You want to keep moisture as far from your home as possible. When something gets spilled on carpet or near walls, it should be cleaned promptly. Some things may air dry, but with carpet, do you want to wait over a day for it to dry by itself? You should thoroughly check your home for mold once a year. If you live in a more humid climate, you may benefit from checking three or four times a year.
Handling mold isn’t the best way to spend your time which is why prevention is essential. If mold isn’t caught early, it can spread and cause adverse health problems. Children and pets are susceptible to mold spores, but anyone with asthma or other health concerns can feel more of the effects.

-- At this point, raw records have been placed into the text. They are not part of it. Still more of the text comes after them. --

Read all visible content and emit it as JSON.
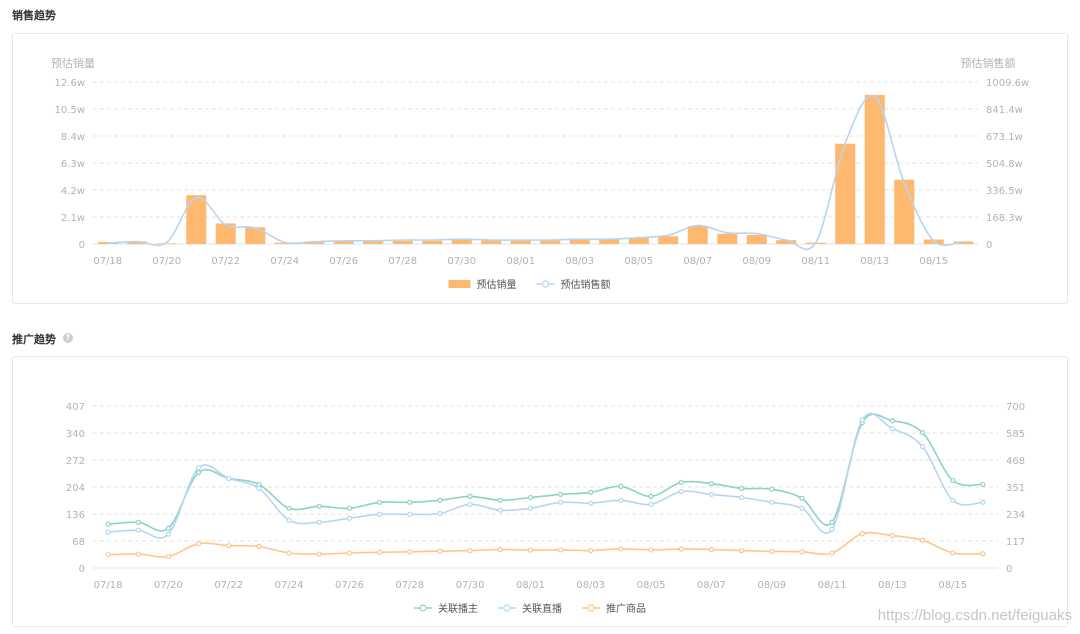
{
  "sections": {
    "sales_title": "销售趋势",
    "promo_title": "推广趋势",
    "help_symbol": "?"
  },
  "watermark": "https://blog.csdn.net/feiguaks",
  "colors": {
    "bar": "#ffb870",
    "light_blue": "#b7d5f2",
    "teal": "#8dd2c2",
    "orange": "#ffc58a",
    "grid": "#e3e3e3",
    "axis_text": "#aeb3bb"
  },
  "chart_data": [
    {
      "type": "bar",
      "categories": [
        "07/18",
        "07/19",
        "07/20",
        "07/21",
        "07/22",
        "07/23",
        "07/24",
        "07/25",
        "07/26",
        "07/27",
        "07/28",
        "07/29",
        "07/30",
        "07/31",
        "08/01",
        "08/02",
        "08/03",
        "08/04",
        "08/05",
        "08/06",
        "08/07",
        "08/08",
        "08/09",
        "08/10",
        "08/11",
        "08/12",
        "08/13",
        "08/14",
        "08/15",
        "08/16"
      ],
      "x_tick_labels": [
        "07/18",
        "07/20",
        "07/22",
        "07/24",
        "07/26",
        "07/28",
        "07/30",
        "08/01",
        "08/03",
        "08/05",
        "08/07",
        "08/09",
        "08/11",
        "08/13",
        "08/15"
      ],
      "left_axis": {
        "title": "预估销量",
        "ticks": [
          "0",
          "2.1w",
          "4.2w",
          "6.3w",
          "8.4w",
          "10.5w",
          "12.6w"
        ],
        "ylim": [
          0,
          12.6
        ]
      },
      "right_axis": {
        "title": "预估销售额",
        "ticks": [
          "0",
          "168.3w",
          "336.5w",
          "504.8w",
          "673.1w",
          "841.4w",
          "1009.6w"
        ],
        "ylim": [
          0,
          1009.6
        ]
      },
      "series": [
        {
          "name": "预估销量",
          "type": "bar",
          "axis": "left",
          "values": [
            0.15,
            0.2,
            0.05,
            3.8,
            1.6,
            1.3,
            0.1,
            0.15,
            0.2,
            0.2,
            0.25,
            0.25,
            0.35,
            0.3,
            0.3,
            0.3,
            0.35,
            0.35,
            0.5,
            0.6,
            1.4,
            0.8,
            0.7,
            0.3,
            0.1,
            7.8,
            11.6,
            5.0,
            0.35,
            0.2
          ]
        },
        {
          "name": "预估销售额",
          "type": "line",
          "axis": "right",
          "values": [
            5,
            15,
            10,
            290,
            120,
            100,
            10,
            15,
            20,
            20,
            25,
            25,
            30,
            25,
            25,
            25,
            30,
            30,
            40,
            55,
            115,
            70,
            65,
            25,
            10,
            630,
            920,
            380,
            20,
            15
          ]
        }
      ],
      "legend": [
        "预估销量",
        "预估销售额"
      ],
      "legend_position": "bottom",
      "grid": true
    },
    {
      "type": "line",
      "categories": [
        "07/18",
        "07/19",
        "07/20",
        "07/21",
        "07/22",
        "07/23",
        "07/24",
        "07/25",
        "07/26",
        "07/27",
        "07/28",
        "07/29",
        "07/30",
        "07/31",
        "08/01",
        "08/02",
        "08/03",
        "08/04",
        "08/05",
        "08/06",
        "08/07",
        "08/08",
        "08/09",
        "08/10",
        "08/11",
        "08/12",
        "08/13",
        "08/14",
        "08/15",
        "08/16"
      ],
      "x_tick_labels": [
        "07/18",
        "07/20",
        "07/22",
        "07/24",
        "07/26",
        "07/28",
        "07/30",
        "08/01",
        "08/03",
        "08/05",
        "08/07",
        "08/09",
        "08/11",
        "08/13",
        "08/15"
      ],
      "left_axis": {
        "ticks": [
          "0",
          "68",
          "136",
          "204",
          "272",
          "340",
          "407"
        ],
        "ylim": [
          0,
          407
        ]
      },
      "right_axis": {
        "ticks": [
          "0",
          "117",
          "234",
          "351",
          "468",
          "585",
          "700"
        ],
        "ylim": [
          0,
          700
        ]
      },
      "series": [
        {
          "name": "关联播主",
          "axis": "left",
          "values": [
            110,
            115,
            100,
            240,
            225,
            210,
            150,
            155,
            150,
            165,
            165,
            170,
            180,
            170,
            177,
            185,
            190,
            205,
            180,
            215,
            212,
            200,
            198,
            175,
            115,
            365,
            370,
            340,
            220,
            210
          ]
        },
        {
          "name": "关联直播",
          "axis": "left",
          "values": [
            90,
            95,
            85,
            252,
            225,
            200,
            120,
            115,
            125,
            135,
            135,
            137,
            160,
            145,
            150,
            165,
            163,
            170,
            160,
            192,
            185,
            177,
            165,
            150,
            97,
            372,
            350,
            305,
            170,
            165
          ]
        },
        {
          "name": "推广商品",
          "axis": "right",
          "values": [
            58,
            60,
            50,
            105,
            97,
            93,
            65,
            60,
            65,
            68,
            70,
            73,
            75,
            80,
            77,
            78,
            75,
            83,
            78,
            82,
            80,
            75,
            72,
            70,
            65,
            148,
            140,
            120,
            65,
            62
          ]
        }
      ],
      "legend": [
        "关联播主",
        "关联直播",
        "推广商品"
      ],
      "legend_position": "bottom",
      "grid": true
    }
  ]
}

Besides health risks associated with the most common types of mold, it can wreak havoc on your home.
When mold is given a chance to spread, the long-term effects can even harm the foundation of your house. Stay adamant about your yearly checks, watch humidity levels, promptly repair pipes, and keep everything dry. You’ll be several steps ahead of this hungry fungus. If you should ever face this battle, you may be able to tackle it on your own.
You must use proper protective gear like gloves and masks to avoid exposing yourself to spores. You can use bleach, but it should be diluted before you start cleaning the mold. Ensure windows are open for good ventilation from both the chemicals and the spores. Any mold that has exceeded ten square feet will require reinforcements at your base. Which means call a professional.